Pitch Raise explanation

A Pitch Raise is a kind of ‘pre-tuning’ that will bring the pitch of a piano up further than it needs to be, in order to allow it to fall back within the correct range for a subsequent fine tune.

If a piano is more than 5 cents off of desired pitch (the distance from one piano key to the next is “100 cents”), the string's metal “memory” will cause it to move back toward it's original pitch very soon. This will result in a piano sounding “out of tune” again.

To minimize the number of times one must tune the piano, a measured over pull pre-tuning will get it to fall back closer to the desired pitch. This is called a Pitch Raise.
If a piano is more than 20 cents off before this Pitch Raise-Tune, it will also need another tuning in about 6 months because the strings are stretching and finding their equilibrium again. 

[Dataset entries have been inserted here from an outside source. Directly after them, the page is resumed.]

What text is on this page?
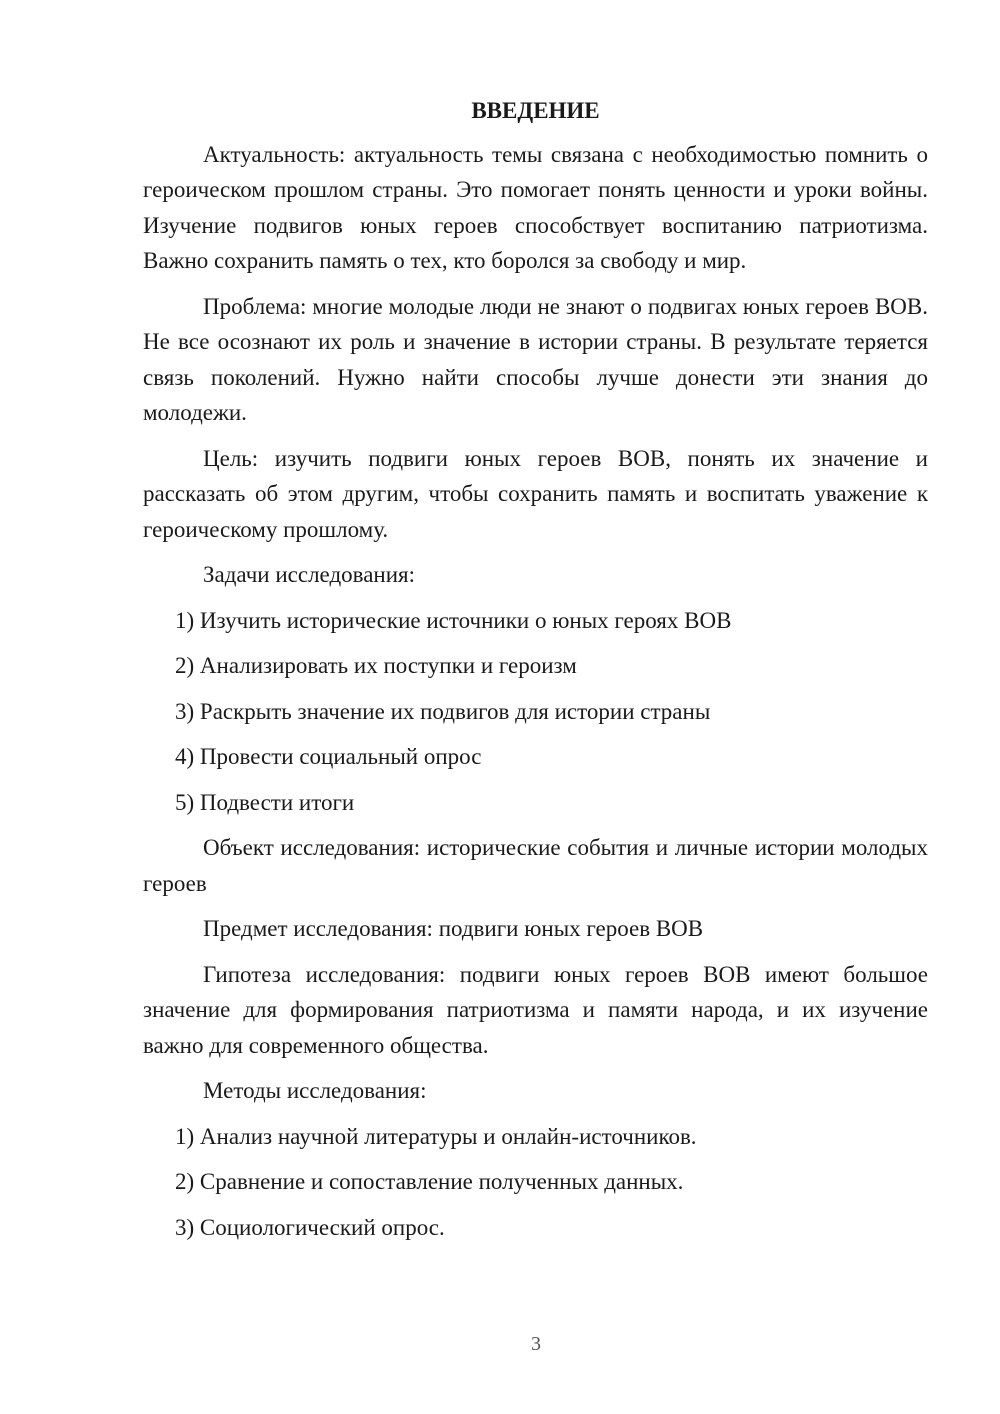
ВВЕДЕНИЕ

Актуальность: актуальность темы связана с необходимостью помнить о героическом прошлом страны. Это помогает понять ценности и уроки войны. Изучение подвигов юных героев способствует воспитанию патриотизма. Важно сохранить память о тех, кто боролся за свободу и мир.

Проблема: многие молодые люди не знают о подвигах юных героев ВОВ. Не все осознают их роль и значение в истории страны. В результате теряется связь поколений. Нужно найти способы лучше донести эти знания до молодежи.

Цель: изучить подвиги юных героев ВОВ, понять их значение и рассказать об этом другим, чтобы сохранить память и воспитать уважение к героическому прошлому.

Задачи исследования:

1) Изучить исторические источники о юных героях ВОВ
2) Анализировать их поступки и героизм
3) Раскрыть значение их подвигов для истории страны
4) Провести социальный опрос
5) Подвести итоги

Объект исследования: исторические события и личные истории молодых героев

Предмет исследования: подвиги юных героев ВОВ

Гипотеза исследования: подвиги юных героев ВОВ имеют большое значение для формирования патриотизма и памяти народа, и их изучение важно для современного общества.

Методы исследования:

1) Анализ научной литературы и онлайн-источников.
2) Сравнение и сопоставление полученных данных.
3) Социологический опрос.
3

If a piano is more than 50 cents out, this second tuning will most likely need to be done sooner than 6 months. After that next tuning, the piano’s tune should be stable for its usual schedule of tuning.

The metal wires, referred to as "strings", will be adjusting to their new tension and will need to become flexible again at the new nodes of vibration at that pitch. This is one reason that keeping a piano in tune helps it sound sweeter. 

A Pitch Raise can be done on a piano and then a fine tune in the same service call. I typically schedule a 2-hour time slot for a Pitch Raise/Tune.

On some very old pianos with brittle strings, an “over pull” will be more than it can handle without a string breaking. On these, we recommend a special series of tunings. We will discuss these as the need arises.